SOURCE: http://www.benefitnews.com/pfv.cfm?id=7181
HSAs – "Increasingly Attractive"
Writing in "AMNews," Joel Finkelstein also reports that consumer driven health is "increasingly attractive." He says, "The past year has changed many brokers' opinions about just how far consumer-driven offerings are from broader adoption. One year ago, 80% said these plans were five or more years away from being a mainstream option, but the new [NAHU] survey shows that 77% think the plans will be adopted more widely in the near future." He also interviews Mila Kofman of Georgetown University's Health Policy Institute about a report from one company that "29% of HSAs sold by one company were purchased by people with household incomes of less than $50,000." Her reply is that, "It's very dangerous if low- or even moderate-income people are buying these things." Sheeeeesh. Sometimes you just can't win. The liberals have been predicting that HSAs would appeal only to the "Healthy and Wealthy." Now that lower-income families are buying them, they still aren't happy.
SOURCE: http://www.ama-assn.org/amednews/2005/03/07/gvsc0307.htm
HSAs – "Exceeding Expectations"
HSAs are even catching on in Vermont, which has little competition and a small population, according to the "Times Argus." An article by George Malek of the state Chamber reports that the Blue Cross Blue Shield HSA's enrollment has "exceeded the company's expectations." He adds, "The VACE-Cigna small business group began offering them Jan 1, 2005, and had a similar experience. More than 13 percent of participants in the program changed to the HSA-compliant policy."
SOURCE: http://www.timesargus.com/apps/pbcs.dll/article?AID=/20050310/NEWS/503100311/100
HSAs – Leading to Cash-Only Physician Practice
Finally, "World Magazine" celebrates the growing trend of physicians going to cash-only practices in an article by Lynn Vincent.
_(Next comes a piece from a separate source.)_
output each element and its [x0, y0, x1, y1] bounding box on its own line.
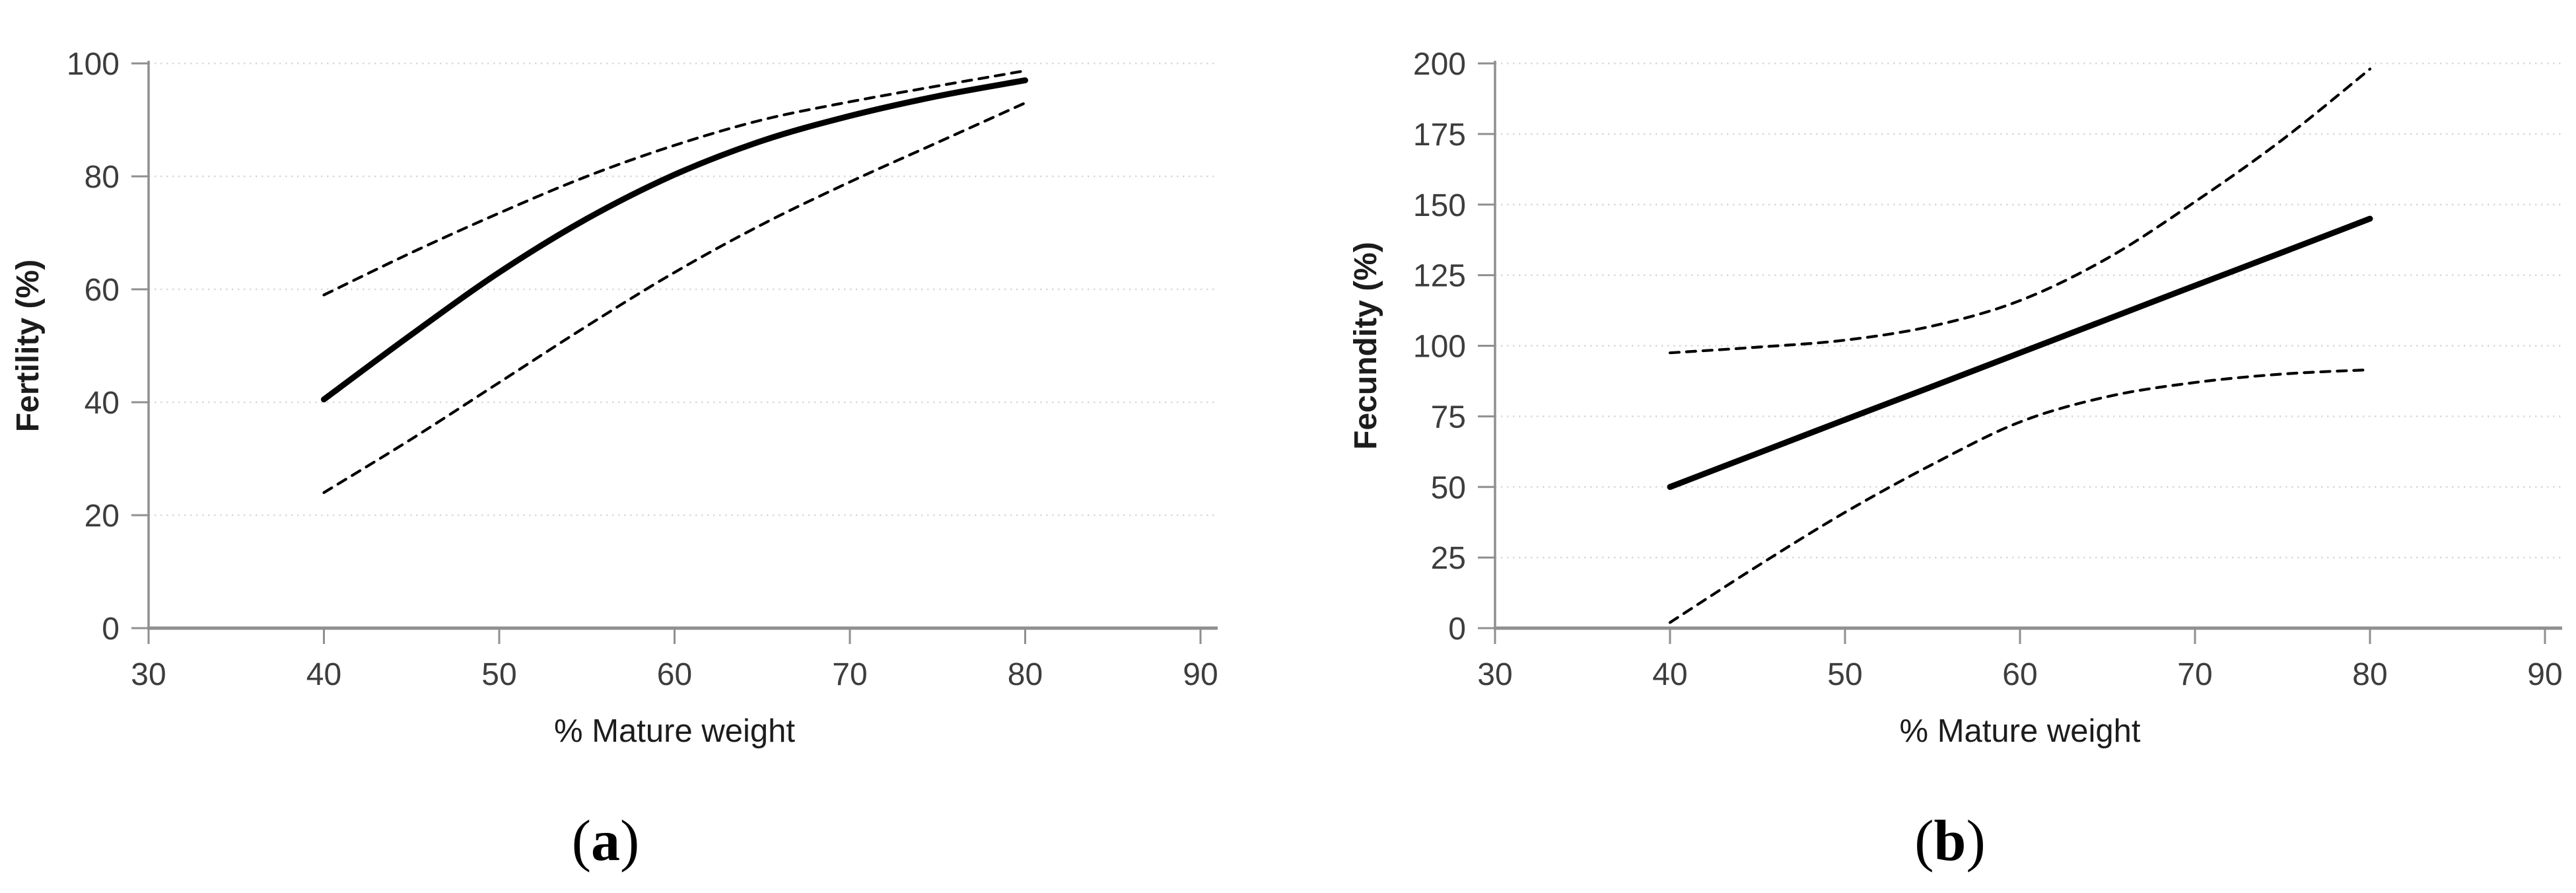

The article poses it as a response to many trends, including rising professional liability costs, the growth in the uninsured, rising administrative costs, and new forms of payment such as HSAs. The article cites Dr. Daniel Cosgrove who switched from a family PPO plan that cost $900/month to an HSA-qualified plan. He says, "Now for less than $5,000 a year, I can get catastrophic coverage – and use the money I'm saving to cover the deductible or pay for preventive care." The article goes on to cite Dr. Robert Berry of Greeneville, TN, and Seattle-based SimpleCare as examples of the new era of cash-only physician practices.